Last week, President Uhuru Kenyatta launched the Stawi initiative, and as expected, the internet went berserk for a moment. The Stawi initiative, for those of you who don’t know, Stawi is an initiative by banks to offer unsecured loans of between 30,000/= and 250,000/= to be paid within a year. Another aspect of Stawi that caught the attention of many Kenyans is the low-interest rate, which is set at 9% per annum. 

The Stawi loans are presented to Kenyans courtesy of NIC Group plc, cooperative bank, KCB Banks, and DTB which is aimed at improving access to credit for MSME’S. MSME’s have for a long time been locked out of the formal credit market because of the informal nature of their transactions and lack of collateral for secured loans.

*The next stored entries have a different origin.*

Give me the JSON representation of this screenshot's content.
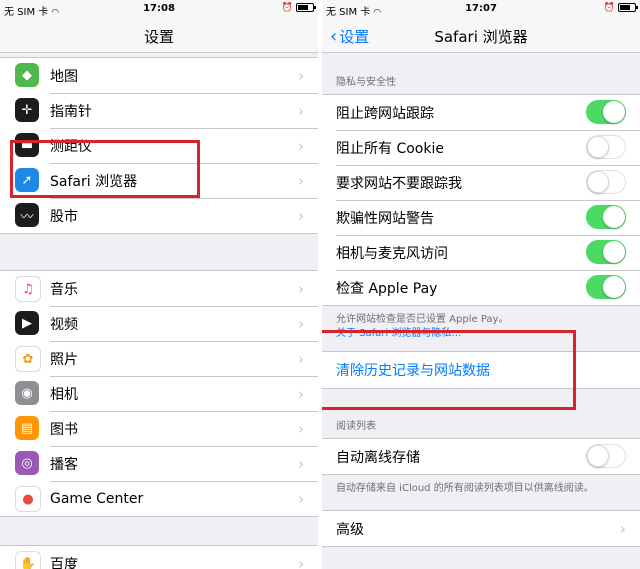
{
  "left": {
    "status": {
      "carrier": "无 SIM 卡",
      "time": "17:08"
    },
    "nav_title": "设置",
    "group1": [
      {
        "label": "地图",
        "icon": "maps-icon",
        "color": "#4fb94f",
        "glyph": "◆"
      },
      {
        "label": "指南针",
        "icon": "compass-icon",
        "color": "#1c1c1c",
        "glyph": "✛"
      },
      {
        "label": "测距仪",
        "icon": "measure-icon",
        "color": "#1c1c1c",
        "glyph": "▬"
      },
      {
        "label": "Safari 浏览器",
        "icon": "safari-icon",
        "color": "#1e88e5",
        "glyph": "➚"
      },
      {
        "label": "股市",
        "icon": "stocks-icon",
        "color": "#1c1c1c",
        "glyph": "〰"
      }
    ],
    "group2": [
      {
        "label": "音乐",
        "icon": "music-icon",
        "color": "#ffffff",
        "glyph": "♫",
        "fg": "#fc3c44"
      },
      {
        "label": "视频",
        "icon": "videos-icon",
        "color": "#1c1c1c",
        "glyph": "▶"
      },
      {
        "label": "照片",
        "icon": "photos-icon",
        "color": "#ffffff",
        "glyph": "✿",
        "fg": "#f39c12"
      },
      {
        "label": "相机",
        "icon": "camera-icon",
        "color": "#8e8e93",
        "glyph": "◉"
      },
      {
        "label": "图书",
        "icon": "books-icon",
        "color": "#ff9500",
        "glyph": "▤"
      },
      {
        "label": "播客",
        "icon": "podcasts-icon",
        "color": "#9b59b6",
        "glyph": "◎"
      },
      {
        "label": "Game Center",
        "icon": "game-center-icon",
        "color": "#ffffff",
        "glyph": "●",
        "fg": "#e74c3c"
      }
    ],
    "group3": [
      {
        "label": "百度",
        "icon": "baidu-icon",
        "color": "#ffffff",
        "glyph": "✋",
        "fg": "#2932e1"
      }
    ]
  },
  "right": {
    "status": {
      "carrier": "无 SIM 卡",
      "time": "17:07"
    },
    "back_label": "设置",
    "nav_title": "Safari 浏览器",
    "privacy_header": "隐私与安全性",
    "privacy_rows": [
      {
        "label": "阻止跨网站跟踪",
        "on": true
      },
      {
        "label": "阻止所有 Cookie",
        "on": false
      },
      {
        "label": "要求网站不要跟踪我",
        "on": false
      },
      {
        "label": "欺骗性网站警告",
        "on": true
      },
      {
        "label": "相机与麦克风访问",
        "on": true
      },
      {
        "label": "检查 Apple Pay",
        "on": true
      }
    ],
    "privacy_footer": "允许网站检查是否已设置 Apple Pay。",
    "privacy_footer_link": "关于 Safari 浏览器与隐私…",
    "clear_label": "清除历史记录与网站数据",
    "reading_header": "阅读列表",
    "offline_label": "自动离线存储",
    "offline_on": false,
    "reading_footer": "自动存储来自 iCloud 的所有阅读列表项目以供离线阅读。",
    "advanced_label": "高级"
  },
  "colors": {
    "accent": "#007aff",
    "toggle_on": "#4cd964",
    "highlight": "#d9232a"
  }
}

Speaking when he unveiled the facility, the President expressed optimism that the lending service will help boost enterprise in the country by making access to credit cheaper and faster. 

Small and medium-sized businesses can access Stawi loans by following a couple of straightforward steps. First, your business has to download the application. Once you’ve done that, they will ensure you have an opportunity to apply for your loan within minutes. And the best thing about the Stawi loans is they won’t be asking for any form of collateral.

This comes as a challenge for other mobile lending businesses that, for some time, have ruled over the Kenyan population. With the new player grabbing the attention of every Kenyan business proprietor, small and big alike, the others will have to come up with new, more attractive policies as well as interest rates if they are to remain competitive.

What #KOT has to say about Stawi

As usual, Kenyans on twitter has a lot to say about the new initiative as soon as it was launched. Under the #stawi, most Kenyans expressed their feelings about the latest mobile loaning platform. Here are some of the reactions by Kenyans on twitter:

 “No one starts a business to lose; the financial challenges are immense, making several MSME collapse. Let’s see what #stawi has to offer!”- @SMOchieng

 “I’m so proud of my #Ybizna friends who have learned how to start and operate their businesses… the @InukaSME program is free and maks a difference in teaching entrepreneurs how to be successful and access bank loans. Inuasme.co.ke #inuabiashara #inukasme #stawi

 While some were waiting to see how the Stawi initiative was going to take shape, others were flat out sceptical.

 “they have borrowed so much, stolen so much. No, they want you to borrow from them at 200% apr! Talk about turning dirty money into clean money? That’s that #stawi is! @odpp_ke need to investigate @cbkkenya for conflict of interest!” – @YWFkenya

 “dear president soft loans zitatumaliza mtaani. Ni loan after loan… razor is that one.” – – @premium_savage

 “tell #stawi@safaricomplc is already giving us the same facility at 7.5%, and there are plans to reduce further…” – @boiyotap_gaa

A final word

Of course, the launch of Stawi has managed to raise a couple of eyebrows with its heavily advertised launch. Just like it’s usually the case when a child is given a new toy. But at the end of the day, banks will always be banks. What the latter statement means is, they will still dictate the rates of payment. 

Since lack of access to affordable credit is mostly credited for the estimated 90 per cent collapse of start-ups that within three years of their being operational, Stawi is expected to be a game-changer. More financial institutions are most certainly challenged to, now more than ever, innovate and come up with new approaches to supporting MSME’s instead of categorizing them as high-risk borrowers.

One of these ways is by using secure businesses such as Presta to facilitate quick mobile loans to Sacco, individuals, and MFIs so that the members could easily access funds with ease and without being viewed as a risk. Thanks to the successful launch of Stawi, we are bound to see more individual Lenders, Chamas and Table banking groups stepping up their game or risk being left behind. Unfortunately, Stawi, only deals with small to medium-sized businesses. The latter automatically shuts out individuals, who are most likely to emergencies from time to time.